The Office of the Superintendent of Financial Institutions (OSFI) announced a one-year delay to the increase of the capital floor level, also called the output floor. Canada concluded its implementation of Basel III 2017 reforms in early 2024 and established a three-year phase-in of the capital floor consistent with the timetable set by the Basel Committee on Banking Supervision (BCBS).
The purpose of the capital floor is to reduce excessive variability and to enhance comparability of risk-based capital ratios. The capital floor requires that risk-weighted-assets generated by internal model-based approaches cannot, in aggregate, fall below a percentage of the risk-weighted assets computed by the standardized approach.
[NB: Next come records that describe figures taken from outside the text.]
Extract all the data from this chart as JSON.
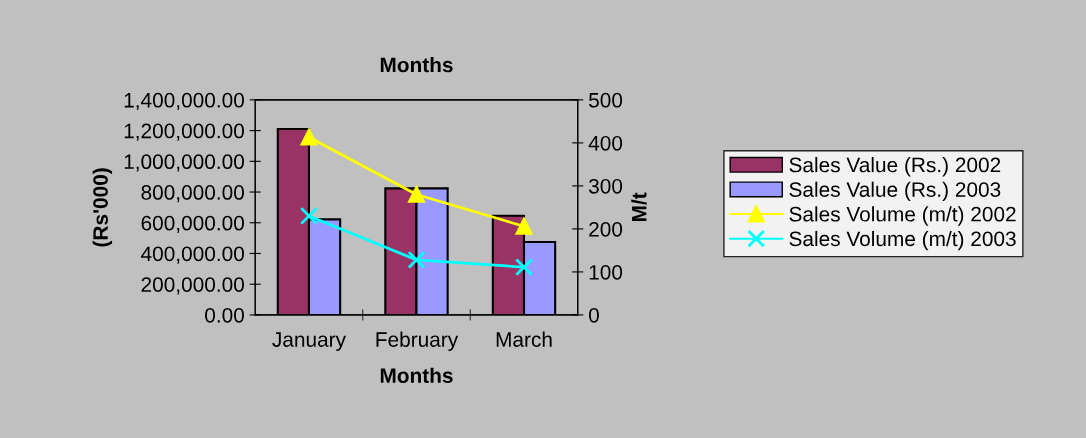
{
  "chart_data": {
    "type": "bar",
    "title": "Months",
    "xlabel": "Months",
    "ylabel": "(Rs'000)",
    "y2label": "M/t",
    "categories": [
      "January",
      "February",
      "March"
    ],
    "series": [
      {
        "name": "Sales Value (Rs.) 2002",
        "color": "#993366",
        "values": [
          1210000,
          824000,
          646000
        ]
      },
      {
        "name": "Sales Value (Rs.) 2003",
        "color": "#9999ff",
        "values": [
          622000,
          824000,
          475000
        ]
      },
      {
        "name": "Sales Volume (m/t) 2002",
        "type": "line",
        "axis": "y2",
        "marker": "triangle",
        "color": "#ffff00",
        "values": [
          413,
          280,
          206
        ]
      },
      {
        "name": "Sales Volume (m/t) 2003",
        "type": "line",
        "axis": "y2",
        "marker": "cross",
        "color": "#00ffff",
        "values": [
          230,
          128,
          111
        ]
      }
    ],
    "ylim": [
      0,
      1400000
    ],
    "yticks": [
      {
        "value": 0,
        "label": "0.00"
      },
      {
        "value": 200000,
        "label": "200,000.00"
      },
      {
        "value": 400000,
        "label": "400,000.00"
      },
      {
        "value": 600000,
        "label": "600,000.00"
      },
      {
        "value": 800000,
        "label": "800,000.00"
      },
      {
        "value": 1000000,
        "label": "1,000,000.00"
      },
      {
        "value": 1200000,
        "label": "1,200,000.00"
      },
      {
        "value": 1400000,
        "label": "1,400,000.00"
      }
    ],
    "y2lim": [
      0,
      500
    ],
    "y2ticks": [
      0,
      100,
      200,
      300,
      400,
      500
    ],
    "grid": false,
    "legend": "right"
  }
}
Global implementation of the capital floor has been a lengthy process. The one-year delay will give OSFI time to consider the implementation timeline of the Basel III 2017 reforms in other jurisdictions.
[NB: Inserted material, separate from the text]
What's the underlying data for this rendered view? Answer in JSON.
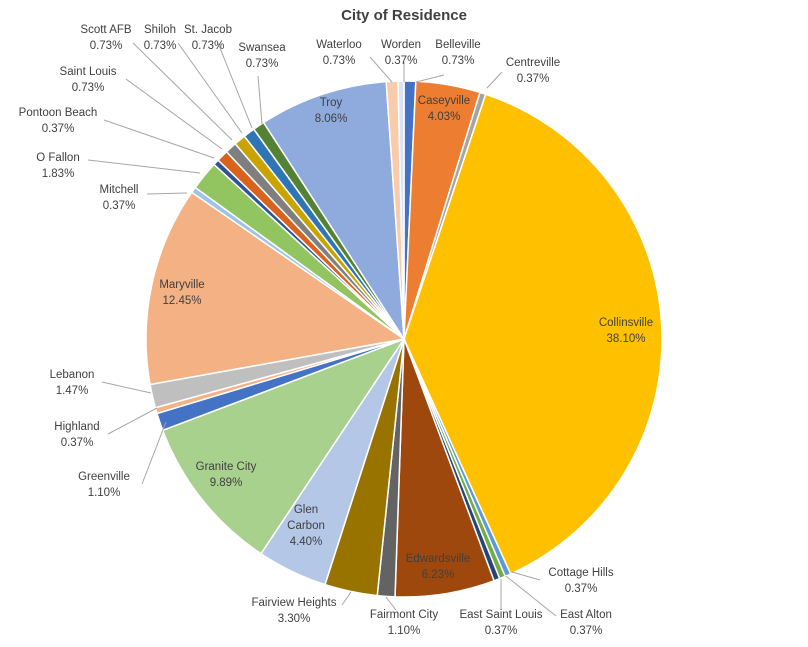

Peter Routledge, superintendent of Financial Institutions, said in a statement: “The Basel III 2017 reforms will strengthen banks’ ability to withstand financial shocks and support economic growth while enabling them to compete and take reasonable risks. Key to these reforms’ success is full, timely, and consistent adoption and implementation across BCBS jurisdictions so that competitive balance prevails throughout the international banking system.
“We will continue to measure implementation progress of the Basel III 2017 reforms across jurisdictions with a focus on both competitive balance in banking and the soundness of Canada’s capital regime.”